とある貧乏だった男が、ビジネスを経て大成功し、大金持ちとなる。
その金で、貧乏だった時にトンカツをご馳走してくれたトンカツ屋の店主を探し出し、恩返しをする…という至ってシンプルな筋書きだ。
では、なぜこんな一件ありふれた物語が神回
として多くのファンのあいだで語り継がれているのだろうか。
筆者は、その秘密はシナリオの絶妙な台詞回し、言葉選びにあると感じた。
とくに印象深いシーンを挙げるなら、こうだ。
今回のお話の主役、貧乏な若者がお金がなく途方に暮れている時、親切なトンカツ屋の主人が若者を店に招き入れ、自慢のトンカツ定食をご馳走する。
若者はドン底の状態で優しく差し出されたトンカツ定食を心底感激しながら頬張る。
そこでトンカツ屋の主人はこう語るのだ。
「いいかい、トンカツをなぁ、トンカツをいつでも食えるようになりなよ。それが人間えらすぎもしない、貧乏すぎもしない、ちょうどいいくらいってとこなんだ」
このセリフの表情の豊かさがおわかりいただけるだろうか?
今がつらく、この先行きが見えない不安のなかで貧乏から抜け出そうと懸命な若者に、あえてえらくなりすぎない方がいい。

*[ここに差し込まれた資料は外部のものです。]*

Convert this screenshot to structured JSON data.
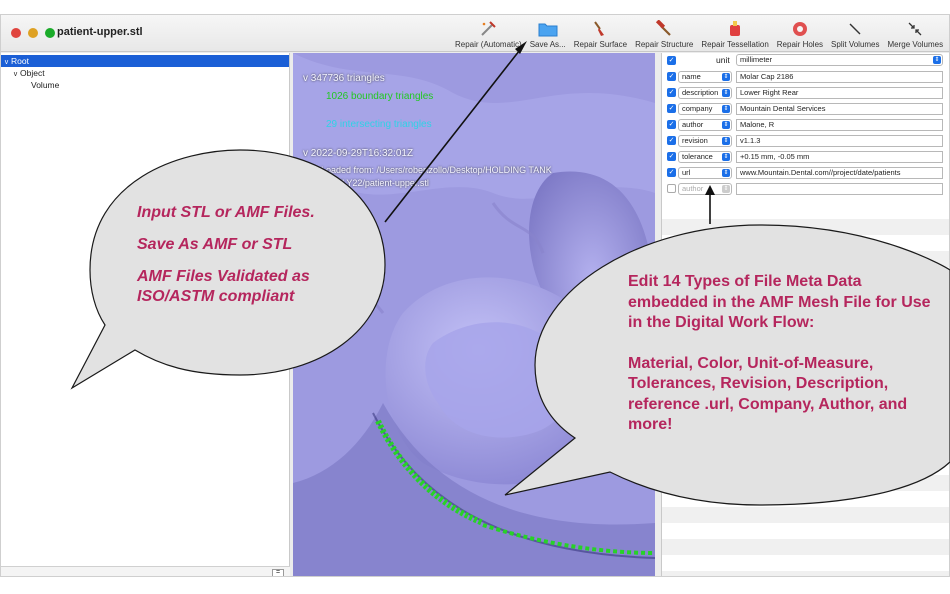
{
  "window": {
    "title": "patient-upper.stl"
  },
  "toolbar": [
    {
      "label": "Repair (Automatic)",
      "icon": "repair-wand-icon"
    },
    {
      "label": "Save As...",
      "icon": "folder-icon"
    },
    {
      "label": "Repair Surface",
      "icon": "brush-icon"
    },
    {
      "label": "Repair Structure",
      "icon": "hammer-icon"
    },
    {
      "label": "Repair Tessellation",
      "icon": "glue-icon"
    },
    {
      "label": "Repair Holes",
      "icon": "tape-icon"
    },
    {
      "label": "Split Volumes",
      "icon": "split-icon"
    },
    {
      "label": "Merge Volumes",
      "icon": "merge-icon"
    }
  ],
  "outline": {
    "items": [
      {
        "label": "Root",
        "chevron": "v",
        "selected": true
      },
      {
        "label": "Object",
        "chevron": "v",
        "selected": false
      },
      {
        "label": "Volume",
        "chevron": "",
        "selected": false
      }
    ],
    "footer_button": "="
  },
  "viewport": {
    "triangles": "347736 triangles",
    "boundary": "1026 boundary triangles",
    "intersecting": "29 intersecting triangles",
    "timestamp": "2022-09-29T16:32:01Z",
    "loaded_from": "Loaded from: /Users/robertzollo/Desktop/HOLDING TANK",
    "loaded_path": "26JULY22/patient-upper.stl",
    "chevron": "v"
  },
  "metadata": {
    "unit_label": "unit",
    "unit_value": "millimeter",
    "rows": [
      {
        "key": "name",
        "value": "Molar Cap 2186",
        "checked": true
      },
      {
        "key": "description",
        "value": "Lower Right Rear",
        "checked": true
      },
      {
        "key": "company",
        "value": "Mountain Dental Services",
        "checked": true
      },
      {
        "key": "author",
        "value": "Malone, R",
        "checked": true
      },
      {
        "key": "revision",
        "value": "v1.1.3",
        "checked": true
      },
      {
        "key": "tolerance",
        "value": "+0.15 mm, -0.05 mm",
        "checked": true
      },
      {
        "key": "url",
        "value": "www.Mountain.Dental.com//project/date/patients",
        "checked": true
      },
      {
        "key": "author",
        "value": "",
        "checked": false
      }
    ]
  },
  "callouts": {
    "left": {
      "line1": "Input STL or AMF Files.",
      "line2": "Save As AMF or STL",
      "line3": "AMF Files Validated as ISO/ASTM compliant"
    },
    "right": {
      "para1": "Edit 14 Types of File Meta Data embedded in the AMF Mesh File for Use in the Digital Work Flow:",
      "para2": "Material, Color, Unit-of-Measure, Tolerances, Revision, Description, reference .url, Company, Author, and more!"
    }
  },
  "colors": {
    "accent": "#1b6fe8",
    "mesh": "#9b98de",
    "callout_text": "#b5265d",
    "callout_fill": "#e2e2e2",
    "boundary_green": "#22c822"
  }
}
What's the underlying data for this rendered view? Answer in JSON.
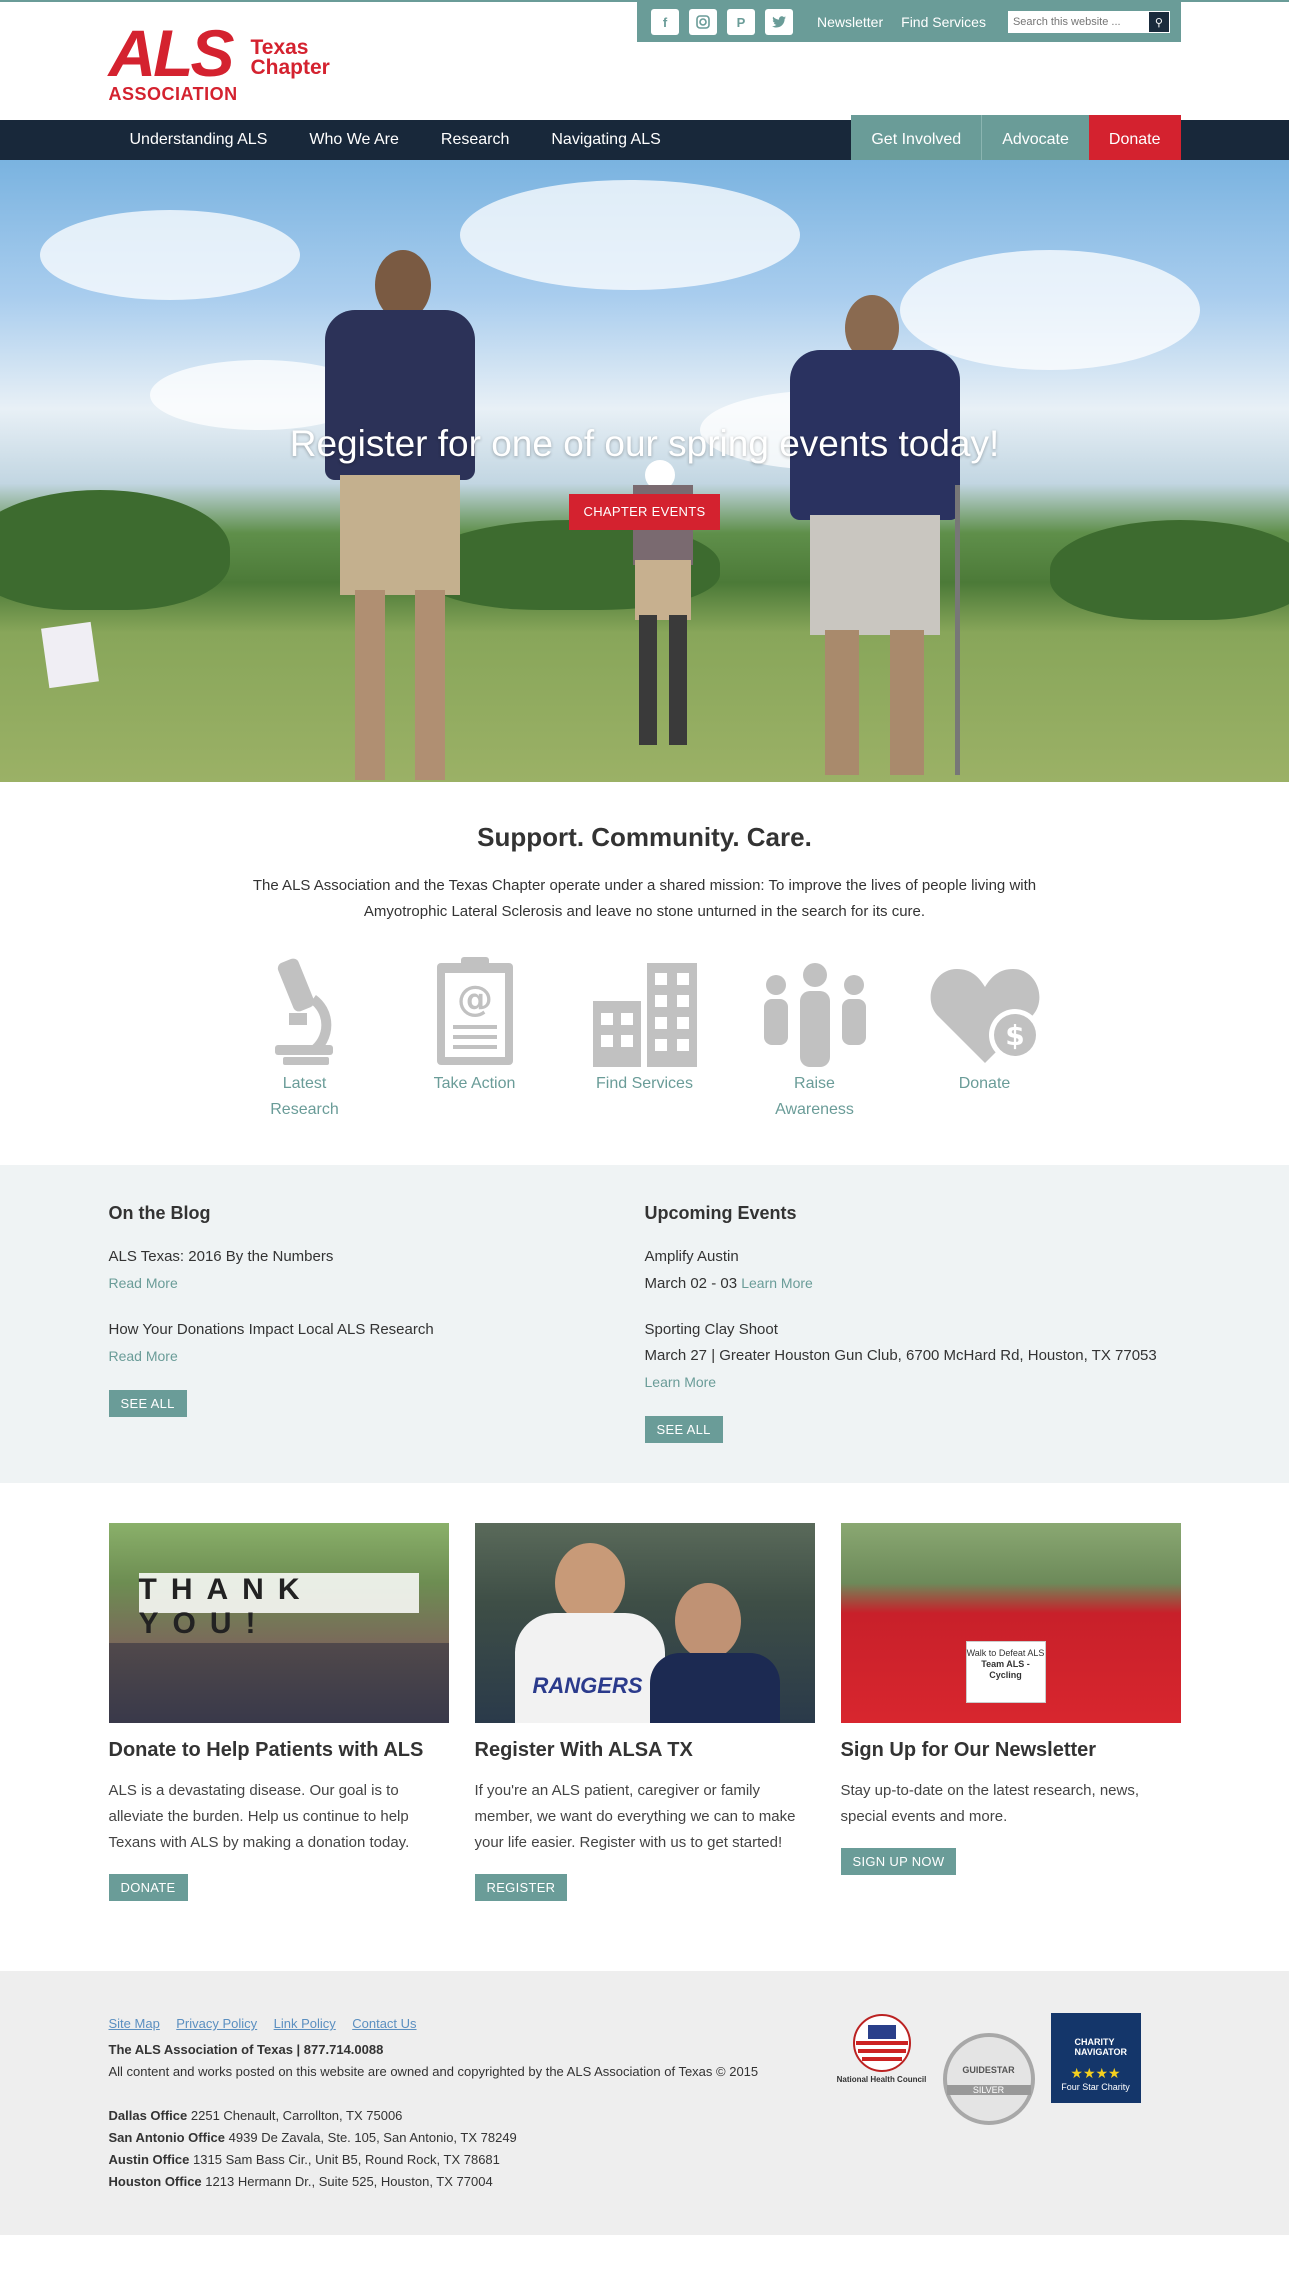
{
  "header": {
    "logo_als": "ALS",
    "logo_chapter_line1": "Texas",
    "logo_chapter_line2": "Chapter",
    "logo_assoc": "ASSOCIATION",
    "util_links": [
      "Newsletter",
      "Find Services"
    ],
    "search_placeholder": "Search this website ..."
  },
  "nav": {
    "items": [
      "Understanding ALS",
      "Who We Are",
      "Research",
      "Navigating ALS"
    ],
    "right": [
      "Get Involved",
      "Advocate",
      "Donate"
    ]
  },
  "hero": {
    "title": "Register for one of our spring events today!",
    "button": "CHAPTER EVENTS"
  },
  "intro": {
    "title": "Support. Community. Care.",
    "text": "The ALS Association and the Texas Chapter operate under a shared mission: To improve the lives of people living with Amyotrophic Lateral Sclerosis and leave no stone unturned in the search for its cure.",
    "features": [
      {
        "label": "Latest Research",
        "icon": "microscope-icon"
      },
      {
        "label": "Take Action",
        "icon": "clipboard-icon"
      },
      {
        "label": "Find Services",
        "icon": "building-icon"
      },
      {
        "label": "Raise Awareness",
        "icon": "people-icon"
      },
      {
        "label": "Donate",
        "icon": "heart-dollar-icon"
      }
    ]
  },
  "blog": {
    "title": "On the Blog",
    "posts": [
      {
        "title": "ALS Texas: 2016 By the Numbers",
        "more": "Read More"
      },
      {
        "title": "How Your Donations Impact Local ALS Research",
        "more": "Read More"
      }
    ],
    "see_all": "SEE ALL"
  },
  "events": {
    "title": "Upcoming Events",
    "items": [
      {
        "name": "Amplify Austin",
        "detail": "March 02 - 03",
        "more": "Learn More"
      },
      {
        "name": "Sporting Clay Shoot",
        "detail": "March 27 | Greater Houston Gun Club, 6700 McHard Rd, Houston, TX 77053",
        "more": "Learn More"
      }
    ],
    "see_all": "SEE ALL"
  },
  "cards": [
    {
      "title": "Donate to Help Patients with ALS",
      "text": "ALS is a devastating disease. Our goal is to alleviate the burden. Help us continue to help Texans with ALS by making a donation today.",
      "button": "DONATE"
    },
    {
      "title": "Register With ALSA TX",
      "text": "If you're an ALS patient, caregiver or family member, we want do everything we can to make your life easier. Register with us to get started!",
      "button": "REGISTER"
    },
    {
      "title": "Sign Up for Our Newsletter",
      "text": "Stay up-to-date on the latest research, news, special events and more.",
      "button": "SIGN UP NOW"
    }
  ],
  "card_images": {
    "thank_you_signs": "THANK YOU!",
    "rangers_shirt": "RANGERS",
    "walk_sign": "Walk to Defeat ALS",
    "team_sign": "Team ALS - Cycling"
  },
  "footer": {
    "links": [
      "Site Map",
      "Privacy Policy",
      "Link Policy",
      "Contact Us"
    ],
    "org": "The ALS Association of Texas | 877.714.0088",
    "copyright": "All content and works posted on this website are owned and copyrighted by the ALS Association of Texas © 2015",
    "offices": [
      {
        "name": "Dallas Office",
        "addr": "2251 Chenault, Carrollton, TX 75006"
      },
      {
        "name": "San Antonio Office",
        "addr": "4939 De Zavala, Ste. 105, San Antonio, TX 78249"
      },
      {
        "name": "Austin Office",
        "addr": "1315 Sam Bass Cir., Unit B5, Round Rock, TX 78681"
      },
      {
        "name": "Houston Office",
        "addr": "1213 Hermann Dr., Suite 525, Houston, TX 77004"
      }
    ],
    "badge_charity": "CHARITY NAVIGATOR",
    "badge_charity_sub": "Four Star Charity",
    "badge_guidestar": "GUIDESTAR",
    "badge_guidestar_sub": "SILVER",
    "badge_nhc": "National Health Council"
  },
  "colors": {
    "red": "#d4222f",
    "teal": "#6a9c98",
    "navy": "#18283a"
  }
}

と諭している所が最高にカッコいいのだ。
しかも「トンカツを好きな時に食える」という 例えがまた絶妙で、トンカツ定食を美味い美味いと食べながら聞く話としてはこれ以上ないくらい具体的でイメージが湧きやすいアドバイスだ。
更に、このお話は放送から30年経った今でも通じる、現代の私たちが見ても違和感のない例え話となっている。
なぜなら、令和となった今、日本の若者は相変わらず貧乏で、とんかつといえば相変わらず庶民の間で【ちょっとした贅沢】として食卓にのぼるメニューであり続けているからだ。
そんな【トンカツの地位】が変わっていないことも、この回が時代を超えて未だに多くのファンを増やし続けていることに貢献していると考える。
物語の男性程ではないが、若い頃から苦労の連続だった筆者には涙無しでは観られない回となっている。
まだ観たことがないという方は、配信サービスやアベマTVなどで定期的に再放送があるのでぜひそちらをチェックしてみてほしい。
きっと【トンカツ大王】のトンカツが食べたくなる事だろう。